# Gov 2002: Problem Set 1

Submission instructions | PDF | Rmd |

## Problem Set Instructions

This problem set is due on **February 1, 11:59 pm Eastern time**. Please upload a PDF of your solutions to Gradescope. We will accept hand-written solutions but we strongly advise you to typeset your answers in Rmarkdown. Please list the names of other students you worked with on this problem set.

## Question 1 (5 points)

Post an introductory message on Ed in the introductions thread.

## Question 2 (9 points)

Suppose that \(A\) and \(B\) are mutually exclusive events and that \(P(A) = 0.2\) and \(P(B) = 0.6\). What is the probability that

- either \(A\) or \(B\) occurs;
- \(A\) occurs but \(B\) does not;
- both \(A\) and \(B\) occur?

## Question 3 (11 points)

Let \(A\) and \(B\) be events. The *symmetric difference* \(A \Delta B\) be the set of all elements that are in A or B, but not both. This is sometimes referred to as the *exclusive or* (XOR). Using the axioms of probability, show that \[
P(A \Delta B) = P(A) + P(B) - 2P(A \cap B)
\]

## Question 4 (15 points)

You and your coauthor are trying to model the probability over how long the peace between the United States and United Kingdom will last, where the sample space is the set of all positive years (\(\Omega = \{1, 2, 3, \ldots\}\)). You and your coauthor agree that this sample space is countably infinite, but your coauthor insists that you should just model every year as equally likely. Using the axioms of probability, show your coauthor that each year in the sample space cannot be equally likely.

## Question 5 (30 points)

Suppose you are conducting a panel study over two waves, three months apart. In the first wave, you sample without replacement \(n\) respondents from your pool of \(N\) potential panelists. In the second wave, you take a sample of size \(m\) without replacement from the same pool. Our goal will be to obtain the probability that exactly \(k\) of the \(m\) respondents in the second wave were also in the first wave. We’ll do this in a few steps.

You should assume that being a respondent in one wave has no effect on being selected in another wave and that (for now) all those selected participate.
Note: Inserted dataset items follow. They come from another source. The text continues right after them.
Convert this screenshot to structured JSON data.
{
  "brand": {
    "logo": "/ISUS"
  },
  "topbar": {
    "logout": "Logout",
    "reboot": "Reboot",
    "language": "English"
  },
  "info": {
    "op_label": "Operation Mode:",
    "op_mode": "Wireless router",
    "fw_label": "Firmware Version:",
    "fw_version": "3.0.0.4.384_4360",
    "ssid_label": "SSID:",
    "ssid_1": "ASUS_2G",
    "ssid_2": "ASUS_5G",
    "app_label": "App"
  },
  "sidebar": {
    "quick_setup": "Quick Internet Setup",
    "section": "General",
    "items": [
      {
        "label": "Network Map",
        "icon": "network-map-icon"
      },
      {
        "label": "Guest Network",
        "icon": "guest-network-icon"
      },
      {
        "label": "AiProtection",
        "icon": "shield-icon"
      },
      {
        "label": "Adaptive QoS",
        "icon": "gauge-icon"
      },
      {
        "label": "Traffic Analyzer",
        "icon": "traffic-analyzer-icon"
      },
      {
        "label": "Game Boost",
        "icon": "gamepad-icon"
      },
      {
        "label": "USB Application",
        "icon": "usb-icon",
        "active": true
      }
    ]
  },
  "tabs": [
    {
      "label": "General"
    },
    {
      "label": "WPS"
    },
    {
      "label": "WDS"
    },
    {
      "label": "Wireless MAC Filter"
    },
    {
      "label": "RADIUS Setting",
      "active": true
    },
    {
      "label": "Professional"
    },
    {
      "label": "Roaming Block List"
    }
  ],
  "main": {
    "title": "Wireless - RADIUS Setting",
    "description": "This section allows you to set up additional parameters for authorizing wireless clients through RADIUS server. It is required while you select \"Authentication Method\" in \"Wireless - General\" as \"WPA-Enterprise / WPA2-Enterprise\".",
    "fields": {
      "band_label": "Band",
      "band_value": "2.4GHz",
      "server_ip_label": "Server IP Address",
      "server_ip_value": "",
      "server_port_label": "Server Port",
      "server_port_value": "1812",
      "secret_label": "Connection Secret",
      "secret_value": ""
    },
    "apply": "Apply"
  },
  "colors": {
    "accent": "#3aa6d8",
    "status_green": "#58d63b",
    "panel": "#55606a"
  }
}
What are the total number of ways to select \(m\) respondents from the pool in the second wave?

How many different ways are there to select \(m\) respondents in the second wave such that exactly \(k\) are from the \(n\) selected in the first wave? (HINT: split the choices into two-subchoices: selecting \(k\) from the \(n\) in the first wave and selecting \(m - k\) from the remaining \(N - n\) pool members.)

Assuming everyone is equally likely to be selected, what is the probability that exactly \(k\) of the \(m\) respondents in the second wave were also selected in the first wave?

## Question 6 (30 points)

We’ll now continue with the panel survey example, but now suppose that respondents do not always respond when selected for the sample. If selected in the first wave, panelists will respond 75% of the time. If a panelist is selected and does respond in the first wave, it sours their experience and they only respond with probability 0.25 if they are selected in the second wave. If they didn’t respond in the first wave (either because they weren’t selected or because they were selected and didn’t respond), their probability of responding in the second wave if selected remains at 0.75.

What’s the probability that a single potential panelist is randomly selected in the first wave

**and**actually responds? Remember that in the first wave we are selecting \(n\) panelists from the pool of \(N\) with equal probability.What is the probability of panelist responding if they are selected in the second wave? Remember that in the second wave we are selecting \(m\) panelists from the pool of \(N\) with equal probability and this is unaffected by the sampling or (non)responses in the first wave. (HINT: use the law of total probability and look for useful partitions!)